Bearish View
- Sell the AUD/USD pair and set a take-profit at 0.6828.
- Add a stop-loss at 0.7050.
- Timeline: 1-2 days.
Bullish View
- Set a buy-stop at 0.7025 and a take-profit at 0.7100.
- Add a stop-loss at 0.6870.
The AUD/USD pair rose slightly as investors reflected on multiple events and data points. It rose to a high of 0.7016 after the Federal Reserve delivered a hawkish decision. This price is about 5% below the highest point this month.
Fed Decision
The Fed concluded its two-day meeting on Wednesday and did what most analysts were expecting. The FOMC committee decided to hike rates by 0.75%, the highest increase since 1994.
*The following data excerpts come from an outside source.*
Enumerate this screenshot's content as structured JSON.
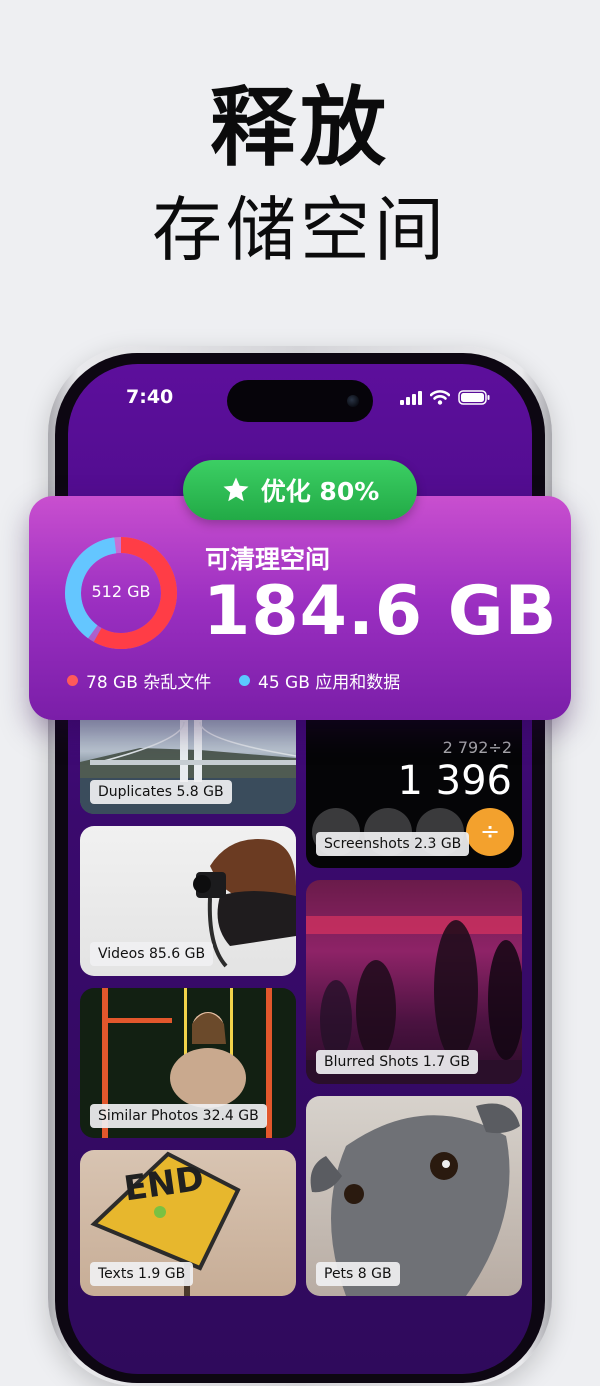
{
  "headline": {
    "line1": "释放",
    "line2": "存储空间"
  },
  "status_bar": {
    "time": "7:40"
  },
  "badge": {
    "label": "优化 80%"
  },
  "summary": {
    "subtitle": "可清理空间",
    "amount": "184.6 GB",
    "total_label": "512 GB",
    "donut": {
      "red_fraction": 0.6,
      "blue_fraction": 0.4
    },
    "legend": [
      {
        "label": "78 GB 杂乱文件",
        "color": "#ff5a5a"
      },
      {
        "label": "45 GB 应用和数据",
        "color": "#5bc8ff"
      }
    ]
  },
  "calculator": {
    "expression": "2 792÷2",
    "result": "1 396"
  },
  "tiles": {
    "duplicates": "Duplicates 5.8 GB",
    "screenshots": "Screenshots 2.3 GB",
    "videos": "Videos 85.6 GB",
    "blurred": "Blurred Shots 1.7 GB",
    "similar": "Similar Photos 32.4 GB",
    "texts": "Texts 1.9 GB",
    "pets": "Pets 8 GB"
  },
  "sign_text": "END",
  "colors": {
    "accent_green": "#2bb94f",
    "card_purple": "#a834c6",
    "screen_purple": "#4b0b88"
  }
}
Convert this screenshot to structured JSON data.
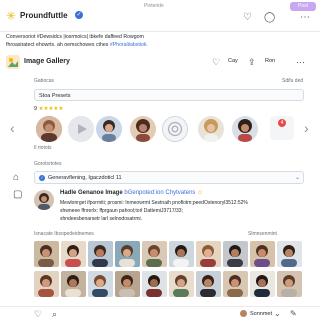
{
  "app": {
    "title": "Pinteride",
    "profile_name": "Proundfuttle",
    "action_label": "Post"
  },
  "post": {
    "line1": "Conversoriot #Dewsidcs |iosrmoics| ibkefe daffeed Rowgom",
    "line2": "fhroasiratect ehowrts. ah oemschowes cthes",
    "line2_link": "#Phoraliiabstiok."
  },
  "gallery": {
    "title": "Image Gallery",
    "actions": [
      "Cay",
      "Ron"
    ],
    "section_label": "Gabocas",
    "section_right": "Sdifu ded",
    "search_value": "Stoa  Presets",
    "rating_prefix": "9",
    "rating_stars": "★★★★★",
    "profiles_count": "Il  riotots",
    "faces_label": "Gorotsrtotes",
    "badge_count": "4"
  },
  "generating": {
    "dropdown_value": "Generavflening,  Igaczdoticl 11",
    "title_prefix": "Hadle Genanoe Image",
    "title_link": "bGenpoted:ion Chytvatens",
    "line1": "Mewlonrget  ifpormiti; prosmi: Inmeowrmt  Sestnaih pnoflotm;peedOstenoryl3512:52%",
    "line2": "shwneee  ffnrerlx: ffprgaun pahool;torl DattemiJ3717/33;",
    "line3": "shndeesbenarsetr  larl selnodosatrmi."
  },
  "grid": {
    "header_left": "Isnacate  Ibsopedeidnemes",
    "header_right": "Slmnsenmint"
  },
  "bottombar": {
    "right_label": "Sonnmet"
  },
  "icons": {
    "brand": "sparkle-icon",
    "verified": "verified-badge-icon",
    "heart": "heart-icon",
    "chat": "chat-icon",
    "menu": "menu-icon",
    "upload": "upload-icon"
  },
  "colors": {
    "accent_purple": "#c9a6f0",
    "link_blue": "#3b6fd8",
    "star_gold": "#f2b705",
    "badge_red": "#e84a4a"
  }
}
In a statement, the bank lamented that the Russian invasion of Ukraine had led to substantial challenges in the economy. It has led to higher oil and gas prices, which have pushed inflation to the highest level in over 40 years.
The Fed now expects to continue hiking in the coming months. Precisely, it expects to hike rates by 0.75% in the upcoming two meetings.
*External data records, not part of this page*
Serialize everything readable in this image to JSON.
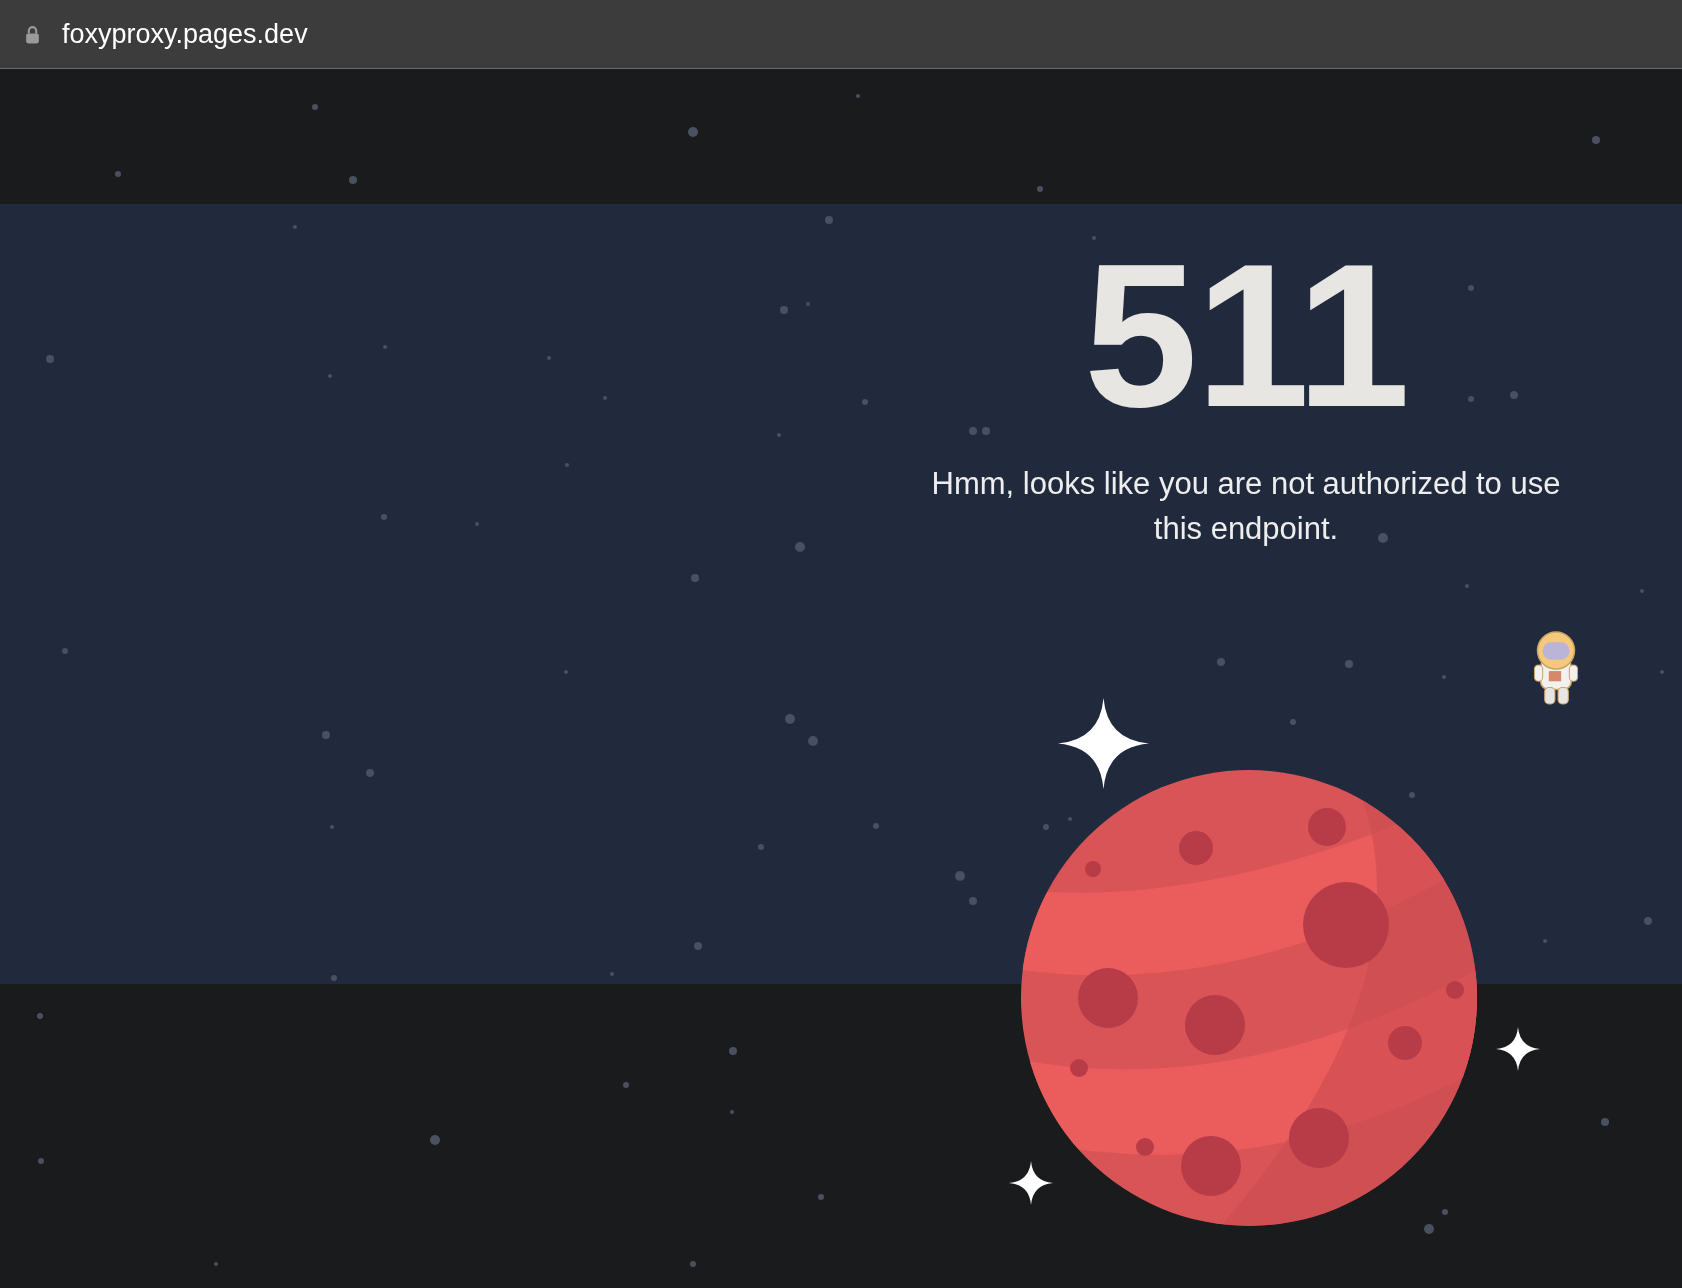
{
  "browser": {
    "url": "foxyproxy.pages.dev"
  },
  "error": {
    "code": "511",
    "message": "Hmm, looks like you are not authorized to use this endpoint."
  }
}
Still, investors are worried that the Fed could be doing too much at a faster pace considering that the economy is slowing. Data published on Wednesday revealed that retail sales dropped by 0.3% in May while core sales rose by just 0.6%. The weak sales numbers were attributed to the rising inflation.
Meanwhile, the AUD/USD price is also reacting to a hawkish statement by RBA governor, Philip Lowe. In an interview with ABC, he said that the official cash rate could rise to 2.5% this year as it keeps fighting inflation. The RBA expects that inflation will soar to 7% this year.
The market now expects that the RBA will hike rates by another 0.50% in July. This will mark the biggest back-to-back rate hike since 1994. As a result, Australia’s bond yields have been soaring, with the ten-year rising to 4.15%.
In a note, analysts at Goldman Sachs said that the RBA will hike by 0.50% in July and then move to 0.25% hikes in September and November.
AUD/USD Forecast
The AUD/USD pair is trading at 0.7016, which is slightly higher than the lowest point this week. It remains between the 25-day and 50-day moving averages. Also, the pair has moved above the important support level at 0.6828, which was the lowest level in May.
It has also moved slightly above the 23.6% Fibonacci retracement level while the RSI is pointing upwards. The pair will likely resume the downward trend as bears target the support at 0.6828.